Personalmente, creo que cuando más ha brillado Girls en esta temporada ha sido cuando no ha imitado el modelo Entourage sino el modelo Louie en el citado episodio “One Man’s Trash”. En estos episodios minimalistas y autoconclusivos —”Video Games” es otro ejemplo— es donde la serie explota al máximo su capacidad para el retrato generacional.

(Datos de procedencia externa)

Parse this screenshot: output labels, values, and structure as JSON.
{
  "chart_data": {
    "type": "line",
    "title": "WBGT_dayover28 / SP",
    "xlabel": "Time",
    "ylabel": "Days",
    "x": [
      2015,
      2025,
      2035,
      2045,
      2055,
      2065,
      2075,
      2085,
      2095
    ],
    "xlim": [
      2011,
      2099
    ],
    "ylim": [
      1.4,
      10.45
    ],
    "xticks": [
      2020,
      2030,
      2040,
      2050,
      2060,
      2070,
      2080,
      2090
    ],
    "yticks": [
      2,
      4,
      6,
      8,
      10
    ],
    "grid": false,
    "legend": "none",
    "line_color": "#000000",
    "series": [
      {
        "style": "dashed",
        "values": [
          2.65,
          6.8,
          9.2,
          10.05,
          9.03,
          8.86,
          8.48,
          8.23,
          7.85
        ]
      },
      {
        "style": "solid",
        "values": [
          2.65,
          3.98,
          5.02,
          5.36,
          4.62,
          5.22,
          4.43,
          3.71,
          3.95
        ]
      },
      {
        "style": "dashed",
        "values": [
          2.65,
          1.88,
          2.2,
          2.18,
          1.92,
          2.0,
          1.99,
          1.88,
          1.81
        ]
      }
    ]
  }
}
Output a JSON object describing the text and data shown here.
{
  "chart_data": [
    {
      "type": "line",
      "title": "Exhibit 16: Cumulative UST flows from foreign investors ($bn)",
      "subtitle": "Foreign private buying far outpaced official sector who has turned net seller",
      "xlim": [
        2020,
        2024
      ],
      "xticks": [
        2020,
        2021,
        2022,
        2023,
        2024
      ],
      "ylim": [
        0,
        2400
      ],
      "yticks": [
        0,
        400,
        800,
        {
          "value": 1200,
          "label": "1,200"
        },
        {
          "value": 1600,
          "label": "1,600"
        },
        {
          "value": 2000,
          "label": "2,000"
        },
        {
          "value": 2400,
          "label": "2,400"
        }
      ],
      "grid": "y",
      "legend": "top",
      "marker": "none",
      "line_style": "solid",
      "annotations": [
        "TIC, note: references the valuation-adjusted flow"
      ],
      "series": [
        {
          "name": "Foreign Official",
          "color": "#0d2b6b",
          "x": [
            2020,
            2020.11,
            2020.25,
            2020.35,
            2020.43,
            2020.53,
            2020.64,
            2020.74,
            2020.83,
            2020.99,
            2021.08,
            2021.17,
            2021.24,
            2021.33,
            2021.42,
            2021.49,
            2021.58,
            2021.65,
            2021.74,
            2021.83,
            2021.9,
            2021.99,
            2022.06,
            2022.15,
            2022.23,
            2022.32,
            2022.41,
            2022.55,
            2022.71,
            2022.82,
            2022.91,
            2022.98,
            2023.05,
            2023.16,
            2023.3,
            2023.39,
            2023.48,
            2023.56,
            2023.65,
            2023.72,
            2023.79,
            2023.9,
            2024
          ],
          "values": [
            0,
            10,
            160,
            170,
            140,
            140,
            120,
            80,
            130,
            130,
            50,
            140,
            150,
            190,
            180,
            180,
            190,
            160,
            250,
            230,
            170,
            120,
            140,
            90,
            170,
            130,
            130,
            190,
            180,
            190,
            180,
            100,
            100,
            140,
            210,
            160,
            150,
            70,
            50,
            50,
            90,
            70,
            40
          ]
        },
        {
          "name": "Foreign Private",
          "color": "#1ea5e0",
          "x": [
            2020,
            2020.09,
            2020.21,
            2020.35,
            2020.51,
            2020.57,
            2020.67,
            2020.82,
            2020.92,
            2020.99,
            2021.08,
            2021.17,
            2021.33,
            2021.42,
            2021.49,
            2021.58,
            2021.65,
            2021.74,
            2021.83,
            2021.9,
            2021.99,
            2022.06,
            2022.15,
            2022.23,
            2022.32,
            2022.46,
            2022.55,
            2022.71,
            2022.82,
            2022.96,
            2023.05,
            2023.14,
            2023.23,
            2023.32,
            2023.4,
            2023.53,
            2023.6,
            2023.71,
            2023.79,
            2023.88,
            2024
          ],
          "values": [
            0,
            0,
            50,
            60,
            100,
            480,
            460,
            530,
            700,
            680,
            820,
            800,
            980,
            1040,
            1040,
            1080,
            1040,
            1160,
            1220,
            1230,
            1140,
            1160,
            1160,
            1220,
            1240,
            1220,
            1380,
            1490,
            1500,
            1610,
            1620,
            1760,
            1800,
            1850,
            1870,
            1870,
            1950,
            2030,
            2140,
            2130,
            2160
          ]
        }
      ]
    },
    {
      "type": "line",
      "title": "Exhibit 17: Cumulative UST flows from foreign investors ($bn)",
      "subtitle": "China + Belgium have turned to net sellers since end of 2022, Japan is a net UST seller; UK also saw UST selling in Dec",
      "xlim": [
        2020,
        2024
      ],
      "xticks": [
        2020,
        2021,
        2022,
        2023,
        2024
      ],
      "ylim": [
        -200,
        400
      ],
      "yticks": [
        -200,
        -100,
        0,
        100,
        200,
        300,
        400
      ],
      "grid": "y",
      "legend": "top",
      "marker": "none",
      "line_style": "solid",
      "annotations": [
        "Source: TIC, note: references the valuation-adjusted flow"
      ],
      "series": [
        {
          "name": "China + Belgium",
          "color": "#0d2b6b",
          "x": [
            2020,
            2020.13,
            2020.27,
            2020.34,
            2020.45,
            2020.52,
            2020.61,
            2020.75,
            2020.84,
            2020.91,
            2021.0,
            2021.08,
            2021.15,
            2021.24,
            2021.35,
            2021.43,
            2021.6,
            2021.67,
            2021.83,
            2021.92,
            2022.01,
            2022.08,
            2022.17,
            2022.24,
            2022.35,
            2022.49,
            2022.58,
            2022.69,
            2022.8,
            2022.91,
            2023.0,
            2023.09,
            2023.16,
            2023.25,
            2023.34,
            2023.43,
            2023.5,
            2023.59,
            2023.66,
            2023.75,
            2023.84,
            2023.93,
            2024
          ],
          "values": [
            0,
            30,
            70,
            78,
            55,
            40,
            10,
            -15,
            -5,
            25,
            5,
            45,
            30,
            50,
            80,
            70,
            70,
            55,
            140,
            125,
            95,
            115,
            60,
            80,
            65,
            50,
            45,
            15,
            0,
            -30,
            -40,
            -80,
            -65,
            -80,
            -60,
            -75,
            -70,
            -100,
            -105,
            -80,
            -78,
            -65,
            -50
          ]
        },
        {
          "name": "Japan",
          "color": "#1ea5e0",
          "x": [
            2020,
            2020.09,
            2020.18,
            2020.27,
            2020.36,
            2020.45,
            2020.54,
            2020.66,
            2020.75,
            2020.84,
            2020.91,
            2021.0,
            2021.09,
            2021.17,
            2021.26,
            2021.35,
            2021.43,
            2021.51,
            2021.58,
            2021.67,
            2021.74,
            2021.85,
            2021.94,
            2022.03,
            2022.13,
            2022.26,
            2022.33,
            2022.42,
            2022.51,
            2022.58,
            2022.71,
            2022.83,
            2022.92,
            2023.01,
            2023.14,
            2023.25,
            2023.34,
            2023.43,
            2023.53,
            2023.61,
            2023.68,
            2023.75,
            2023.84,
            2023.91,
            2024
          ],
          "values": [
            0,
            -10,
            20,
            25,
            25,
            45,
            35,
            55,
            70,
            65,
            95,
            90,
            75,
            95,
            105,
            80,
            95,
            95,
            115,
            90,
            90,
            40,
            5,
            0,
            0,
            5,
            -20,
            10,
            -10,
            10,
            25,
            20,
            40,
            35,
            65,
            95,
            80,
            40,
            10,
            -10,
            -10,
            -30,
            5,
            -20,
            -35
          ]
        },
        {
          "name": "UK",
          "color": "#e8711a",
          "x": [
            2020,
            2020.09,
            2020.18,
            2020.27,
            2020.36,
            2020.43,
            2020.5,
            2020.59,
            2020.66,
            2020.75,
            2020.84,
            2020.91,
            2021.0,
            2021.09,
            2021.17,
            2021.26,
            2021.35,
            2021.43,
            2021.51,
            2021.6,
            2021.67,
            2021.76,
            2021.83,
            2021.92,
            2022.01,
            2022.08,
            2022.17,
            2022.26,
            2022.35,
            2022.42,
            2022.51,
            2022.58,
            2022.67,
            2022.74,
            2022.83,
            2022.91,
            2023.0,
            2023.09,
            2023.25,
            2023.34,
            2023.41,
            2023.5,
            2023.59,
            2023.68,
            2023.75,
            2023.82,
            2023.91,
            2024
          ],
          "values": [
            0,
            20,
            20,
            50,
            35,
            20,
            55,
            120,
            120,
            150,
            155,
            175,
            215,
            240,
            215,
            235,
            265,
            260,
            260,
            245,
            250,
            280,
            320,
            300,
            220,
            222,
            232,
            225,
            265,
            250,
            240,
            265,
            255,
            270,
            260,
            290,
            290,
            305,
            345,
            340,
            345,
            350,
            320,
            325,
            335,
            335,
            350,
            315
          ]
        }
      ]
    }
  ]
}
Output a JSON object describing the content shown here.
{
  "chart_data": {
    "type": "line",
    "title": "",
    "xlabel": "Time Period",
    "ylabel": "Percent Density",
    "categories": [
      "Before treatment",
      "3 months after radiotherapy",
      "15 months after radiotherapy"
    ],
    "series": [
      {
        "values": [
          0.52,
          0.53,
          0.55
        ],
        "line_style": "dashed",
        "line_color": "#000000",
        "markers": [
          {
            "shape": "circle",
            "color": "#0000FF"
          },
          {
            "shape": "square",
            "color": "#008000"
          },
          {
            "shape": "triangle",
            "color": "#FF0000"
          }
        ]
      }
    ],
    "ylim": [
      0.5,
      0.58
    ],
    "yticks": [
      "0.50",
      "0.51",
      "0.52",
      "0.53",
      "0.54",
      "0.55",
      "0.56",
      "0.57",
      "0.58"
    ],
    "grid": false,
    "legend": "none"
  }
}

5 comentarios en “Erráticas ‘Girls’

  1. Completamente de acuerdo en lo que comentas, pero, aunque haya sido un poco errática a ese respecto (lo mismo que podríamos decir de Louie), esos momentos y episodios intimistas y autoconclusivos son suficientes para darnos cuenta de que estamos ante un buena serie. Creo que Lena Dunhan está experimentando, pero posee una mirada muy especial, irónica y profunda de la vida. Es muy joven y pienso que todavía tiene que centrarse un poco más, pero es evidente el mérito que tiene construir unos guiones como los de Girls. Además, es una experta en ‘vender’, y se aprovecha de todos aquellos que sólo miran los aspectos superficiales como los desnudos. Buen post! Un abrazo

    • Gracias por comentar, Cecilia. Yo también creo que ‘Girls’ es una buena serie. Lo que sucede es que episodios como “One Man’s Trash” son un arma de doble filo. Resultan tan redondos que hacen que, en mi caso, le exija más a Lena Dunham.
      Como bien dices la serie está experimentando y eso para mí siempre es un factor positivo, incluso cuando los experimentos no funcionan.
      En el caso de ‘Louie’ creo que desde el principio la serie propone que su estructura será precisamente la no-estructura, algo que creo que no sucede en el caso de ‘Girls’ que sí promete desarrollo de tramas y personajes. Probablemente ‘Girls’ sea ahora la serie que Lena Dunham quiere que sea (ni más ni menos) pero será interesante ver cómo evoluciona de cara a próximas temporadas.
      Por último, me gusta que hables de la “mirada irónica” de Lena Dunham. Creo que se habla poco de ese aspecto.

      ¡Un abrazo!

  2. Daniela  · 

    Me gusta el toque d eLena Dunham en la serie Girls 2 creo que vale la pena la serie, está bien hecha, los guiones son geniales y además es una serie mucho más palpable que otras como sex and The City o Gossip Girl, le hace bien a la televisión tener una serie de este tipo.